Marthanda Varma had to overcome formidable challenges in the form of opposition from ‘Ettuveettil Pillamar’ (eight mighty chieftains) who supported the rival claimants to the throne, Pappu and Raman Thampis, the sons of King Ravi Varma. Once he ascended the throne, he strengthened his forces and annexed the petty states near his kingdom and gradually advanced through offensives and tact to become one of the three major kingdoms in Kerala state, which scenario prevailed till the formation of independent India.
One of the highlights of his military campaigns was the victory over the Dutch forces at Colachel in Tamil Nadu in 1741. Despite lacking the modern weapons of the Dutch, Marthanda Varma’s strategies so impressed the Dutch commander Eustchices Delannoy that he joined Marthanda Varma and attained renown as ‘Valia Kappithan’ (Chief Captain). This defeat, the first of a western power by any Asian state, sealed the fate of Dutch ambitions in India.

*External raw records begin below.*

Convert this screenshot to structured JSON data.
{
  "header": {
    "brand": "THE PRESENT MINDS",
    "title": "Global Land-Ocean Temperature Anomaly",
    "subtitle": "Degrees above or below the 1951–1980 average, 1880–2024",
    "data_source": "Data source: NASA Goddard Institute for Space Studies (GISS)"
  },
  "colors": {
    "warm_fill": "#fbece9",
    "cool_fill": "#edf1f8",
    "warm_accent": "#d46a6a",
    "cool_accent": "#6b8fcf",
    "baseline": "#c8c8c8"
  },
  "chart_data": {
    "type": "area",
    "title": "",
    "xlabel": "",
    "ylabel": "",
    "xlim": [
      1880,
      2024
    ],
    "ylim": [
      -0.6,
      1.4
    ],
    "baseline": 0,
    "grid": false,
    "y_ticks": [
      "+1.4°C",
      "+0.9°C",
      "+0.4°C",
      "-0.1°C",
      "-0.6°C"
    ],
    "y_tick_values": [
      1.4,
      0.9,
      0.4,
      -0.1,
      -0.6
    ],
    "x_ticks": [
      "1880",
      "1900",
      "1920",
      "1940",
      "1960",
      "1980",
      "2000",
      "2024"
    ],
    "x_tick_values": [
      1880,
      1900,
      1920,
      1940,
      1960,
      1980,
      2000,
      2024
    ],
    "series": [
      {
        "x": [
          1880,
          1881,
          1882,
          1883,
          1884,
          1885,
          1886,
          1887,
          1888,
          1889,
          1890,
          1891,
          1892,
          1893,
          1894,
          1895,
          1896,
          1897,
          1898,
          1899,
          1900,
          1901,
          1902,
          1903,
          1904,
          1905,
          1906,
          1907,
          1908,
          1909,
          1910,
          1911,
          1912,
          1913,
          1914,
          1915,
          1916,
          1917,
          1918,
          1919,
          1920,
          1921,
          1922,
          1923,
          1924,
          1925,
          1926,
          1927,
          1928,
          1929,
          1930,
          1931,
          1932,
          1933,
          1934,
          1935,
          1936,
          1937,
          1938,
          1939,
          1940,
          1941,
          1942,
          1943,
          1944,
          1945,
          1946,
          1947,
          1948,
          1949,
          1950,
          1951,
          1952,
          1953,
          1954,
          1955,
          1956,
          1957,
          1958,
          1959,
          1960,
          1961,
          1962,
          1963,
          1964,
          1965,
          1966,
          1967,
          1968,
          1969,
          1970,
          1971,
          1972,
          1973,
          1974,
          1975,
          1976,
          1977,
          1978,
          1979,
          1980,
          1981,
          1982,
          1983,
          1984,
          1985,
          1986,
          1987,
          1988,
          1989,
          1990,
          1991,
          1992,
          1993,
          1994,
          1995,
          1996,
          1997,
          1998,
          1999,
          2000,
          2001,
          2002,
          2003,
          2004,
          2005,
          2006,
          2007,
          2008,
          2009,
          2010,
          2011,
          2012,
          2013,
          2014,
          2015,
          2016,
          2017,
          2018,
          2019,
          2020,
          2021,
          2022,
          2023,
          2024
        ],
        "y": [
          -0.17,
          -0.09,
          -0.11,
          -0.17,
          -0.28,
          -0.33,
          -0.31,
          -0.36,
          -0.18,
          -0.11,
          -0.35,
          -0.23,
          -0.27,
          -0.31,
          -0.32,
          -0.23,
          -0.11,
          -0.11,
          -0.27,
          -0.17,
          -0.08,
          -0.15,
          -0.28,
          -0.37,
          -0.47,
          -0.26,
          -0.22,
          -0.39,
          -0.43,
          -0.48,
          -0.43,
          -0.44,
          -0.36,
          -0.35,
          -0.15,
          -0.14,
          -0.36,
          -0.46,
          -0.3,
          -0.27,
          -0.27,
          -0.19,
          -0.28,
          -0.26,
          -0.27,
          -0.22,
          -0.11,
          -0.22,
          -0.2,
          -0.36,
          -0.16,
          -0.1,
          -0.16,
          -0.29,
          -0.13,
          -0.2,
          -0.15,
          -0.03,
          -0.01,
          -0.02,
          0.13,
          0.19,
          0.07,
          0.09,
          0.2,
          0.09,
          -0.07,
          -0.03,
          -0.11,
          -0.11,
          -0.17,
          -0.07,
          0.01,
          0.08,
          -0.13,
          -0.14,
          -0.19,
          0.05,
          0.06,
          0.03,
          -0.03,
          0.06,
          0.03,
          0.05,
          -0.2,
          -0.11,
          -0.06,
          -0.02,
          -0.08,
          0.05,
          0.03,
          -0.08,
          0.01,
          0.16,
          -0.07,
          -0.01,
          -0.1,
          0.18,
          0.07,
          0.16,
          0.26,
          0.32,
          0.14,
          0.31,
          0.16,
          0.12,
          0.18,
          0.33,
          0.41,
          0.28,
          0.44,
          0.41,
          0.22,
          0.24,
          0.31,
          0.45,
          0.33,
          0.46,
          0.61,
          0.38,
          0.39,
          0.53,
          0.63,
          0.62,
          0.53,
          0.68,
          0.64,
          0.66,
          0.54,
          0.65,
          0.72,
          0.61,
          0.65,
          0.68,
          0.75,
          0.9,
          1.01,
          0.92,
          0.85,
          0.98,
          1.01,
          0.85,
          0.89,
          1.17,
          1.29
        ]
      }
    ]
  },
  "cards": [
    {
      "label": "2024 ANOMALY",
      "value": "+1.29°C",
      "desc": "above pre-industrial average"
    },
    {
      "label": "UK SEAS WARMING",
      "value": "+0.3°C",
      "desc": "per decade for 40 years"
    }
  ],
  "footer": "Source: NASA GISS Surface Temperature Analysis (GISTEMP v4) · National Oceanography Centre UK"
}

After expanding his kingdom, Marthanda Varma surrendered his kingdom—‘Thrippadidanam’ (surrender at the holy feet)—to Lord Padmanabha (Lord Vishnu) at Thiruvananthapuram whose temple he renovated. He continued to rule as the envoy of the Lord and earned the title of ‘Sri Padmanabha Dasa’ (servant of Lord Padmanabha), passed on to his successors.